Martin titubeó. ¿Qué debía responder a eso? Arthur le había hecho ya esa pregunta muy al principio, siete años antes, durante su primer encuentro. Su padre le había parecido alto, pero también cansado y ausente, como rodeado por una neblina. Sentía timidez ante ese hombre, pero a la vez, sin que hubiera podido decir por qué, compasión.

—¿Qué tal está tu madre? —había dicho el extraño, y Martin se había preguntado si realmente ese era el hombre al que había visto tanto en sueños, siempre con el mismo impermeable negro, siempre sin rostro.
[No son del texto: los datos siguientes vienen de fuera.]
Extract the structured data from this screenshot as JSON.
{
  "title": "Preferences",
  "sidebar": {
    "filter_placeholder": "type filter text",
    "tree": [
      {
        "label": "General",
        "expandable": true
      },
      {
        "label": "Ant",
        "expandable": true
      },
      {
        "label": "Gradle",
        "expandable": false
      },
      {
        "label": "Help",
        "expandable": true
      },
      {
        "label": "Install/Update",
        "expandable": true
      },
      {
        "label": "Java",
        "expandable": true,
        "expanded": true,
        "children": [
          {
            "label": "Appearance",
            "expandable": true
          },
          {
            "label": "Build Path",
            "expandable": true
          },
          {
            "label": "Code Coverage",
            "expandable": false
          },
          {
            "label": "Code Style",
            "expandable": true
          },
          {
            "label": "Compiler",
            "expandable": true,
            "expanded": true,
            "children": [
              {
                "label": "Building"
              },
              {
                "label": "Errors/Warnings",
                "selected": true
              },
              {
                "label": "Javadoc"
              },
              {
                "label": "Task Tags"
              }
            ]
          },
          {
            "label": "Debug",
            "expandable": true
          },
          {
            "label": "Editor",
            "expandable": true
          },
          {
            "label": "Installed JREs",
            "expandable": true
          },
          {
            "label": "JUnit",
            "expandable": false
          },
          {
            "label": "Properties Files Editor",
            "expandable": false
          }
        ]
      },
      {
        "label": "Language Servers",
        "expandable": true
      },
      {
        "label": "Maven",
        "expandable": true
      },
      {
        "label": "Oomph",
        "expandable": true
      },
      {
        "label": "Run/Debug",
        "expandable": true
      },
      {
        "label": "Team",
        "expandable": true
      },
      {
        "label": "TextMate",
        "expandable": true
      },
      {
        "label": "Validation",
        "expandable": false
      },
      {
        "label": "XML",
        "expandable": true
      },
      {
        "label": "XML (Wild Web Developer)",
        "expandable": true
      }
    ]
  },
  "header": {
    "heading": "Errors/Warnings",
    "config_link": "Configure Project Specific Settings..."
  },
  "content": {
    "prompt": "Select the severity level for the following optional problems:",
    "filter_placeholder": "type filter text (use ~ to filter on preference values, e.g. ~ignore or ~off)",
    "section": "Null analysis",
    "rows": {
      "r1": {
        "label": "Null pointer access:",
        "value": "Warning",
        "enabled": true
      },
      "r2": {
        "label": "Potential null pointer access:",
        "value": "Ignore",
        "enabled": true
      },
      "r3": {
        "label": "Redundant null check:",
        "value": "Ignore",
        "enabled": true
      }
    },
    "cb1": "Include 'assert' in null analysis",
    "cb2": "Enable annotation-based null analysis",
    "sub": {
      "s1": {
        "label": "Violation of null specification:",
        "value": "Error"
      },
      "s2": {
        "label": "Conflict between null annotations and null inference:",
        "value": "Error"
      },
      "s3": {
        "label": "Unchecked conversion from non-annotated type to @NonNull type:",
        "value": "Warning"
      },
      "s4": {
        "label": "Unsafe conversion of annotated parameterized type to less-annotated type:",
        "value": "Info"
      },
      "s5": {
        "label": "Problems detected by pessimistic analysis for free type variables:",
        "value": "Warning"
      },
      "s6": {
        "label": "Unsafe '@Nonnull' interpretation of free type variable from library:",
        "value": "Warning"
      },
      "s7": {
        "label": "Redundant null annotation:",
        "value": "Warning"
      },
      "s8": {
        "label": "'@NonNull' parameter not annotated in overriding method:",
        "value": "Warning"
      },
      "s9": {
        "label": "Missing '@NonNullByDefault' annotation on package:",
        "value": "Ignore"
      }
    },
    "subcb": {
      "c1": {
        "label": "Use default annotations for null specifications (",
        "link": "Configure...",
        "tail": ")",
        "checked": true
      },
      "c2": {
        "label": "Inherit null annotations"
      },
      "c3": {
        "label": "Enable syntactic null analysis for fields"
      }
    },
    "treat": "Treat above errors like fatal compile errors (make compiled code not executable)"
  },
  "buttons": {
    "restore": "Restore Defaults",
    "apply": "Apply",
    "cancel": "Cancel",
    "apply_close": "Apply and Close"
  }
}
Pero solo aquel día en la heladería, mientras hurgaba en su tarrina de frutas con salsa de chocolate, se había dado cuenta Martin de cuánto había disfrutado no teniendo padre. Ningún modelo, ningún predecesor y ninguna carga, únicamente la vaga idea de alguien que a lo mejor aparecería algún día. ¿Y ahora se suponía que era él? Sus dientes no estaban muy rectos, llevaba el pelo revuelto, tenía una mancha en el cuello de la camisa, y sus manos parecían curtidas. Era un hombre que hubiera podido perfectamente ser otro; un hombre que se parecía a cualquiera de las muchas personas en la calle, en el metro, en cualquier sitio.